One of the last things we've done here is attend the magnificent Royal Edinburgh Military Tattoo, held in the Esplanade before Edinburgh Castle and at the very top of the Royal Mile.
I learned a lot from this impressive gathering of the clans! First of all, Notre Dame isn't the only place that uses a fly-over to get things started: at precisely 9PM, the Royal Air Force sends one of their squadron to buzz the Castle and send everyone's hearts into their throats.
And here's a little background on the term. Tattoo is not a Scottish word, per se, even though the Highlanders have made this the centerpiece of their national expression. "Tattoo" comes from the Low Countries; it is Dutch in origin, from the phrase tap doe, which is a command to the local pubs to turn off the beer taps and send the soldiers home for the night. The command was followed by a mustering of the troops by drum, and eventually the words and the action became one and the same.
In Edinburgh, which is probably the oldest and best-known tattoo, this gathering has been elevated to an entirely new level – it's become an art form. Military bands come from all over the world (the night we were there featured ensembles from Norway, the United States, Australia, and Switzerland).
In addition to the fabulous bands, troupes of dancers are integrated into the festivities.
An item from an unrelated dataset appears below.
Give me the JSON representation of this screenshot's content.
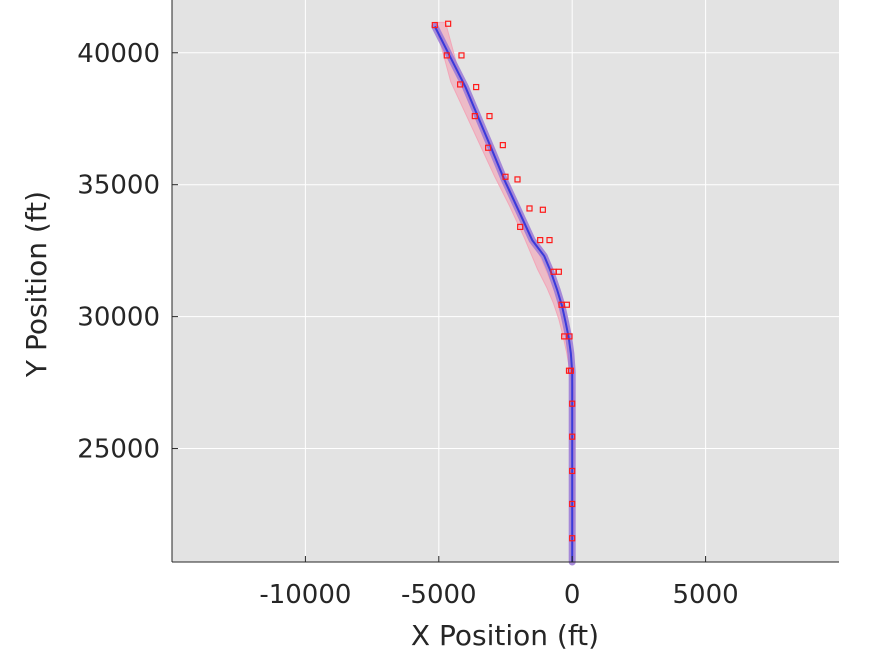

One number, played by the resident Scottish military band, actually played a medley from the just-released Disney film Brave, complete with Scottish kids romping around the performance field. This is clearly not the stiff, regimented military exercise known by previous generations.
The military bands were amazing, the precision of the pipers was inspiring. Yet with all the regal pomp, two memories hold out the strongest for me.
The first was the welcome of Norway's military band and rifle corps. A thousand years ago, when Norway showed up on Scotland's shores, they carried weapons just like their contemporary counterparts ... but they had other things in mind besides a stint in front of the Castle. Now they were cordially welcomed as friends, saluted by the General and Master of Ceremonies, and – lo and behold! – the Norse contingent left the field singing "You Take the High Road..."
Proof, in my mind, that humanity actually is moving forward, inch by inch, to a point where music can unite those who once were enemies.
The second memory came from a simple, yet utterly profound musical moment, toward the end of the gathering. High atop Edinburgh Castle, near the end of the evening festivities, a lone Highland Piper stood, illuminated by a spotlight and playing a beautiful Scottish air. The thousands of attendees were perfectly still... The only one to be heard was the solitary musician, sending out his call to all who listened. No procession, no fireworks, no precision drums or tossing of rifles. Just one man, using a traditional instrument to remind all who cared to listen of their national heritage.
Sometimes, it is the simplest of songs that speaks the loudest in our hearts.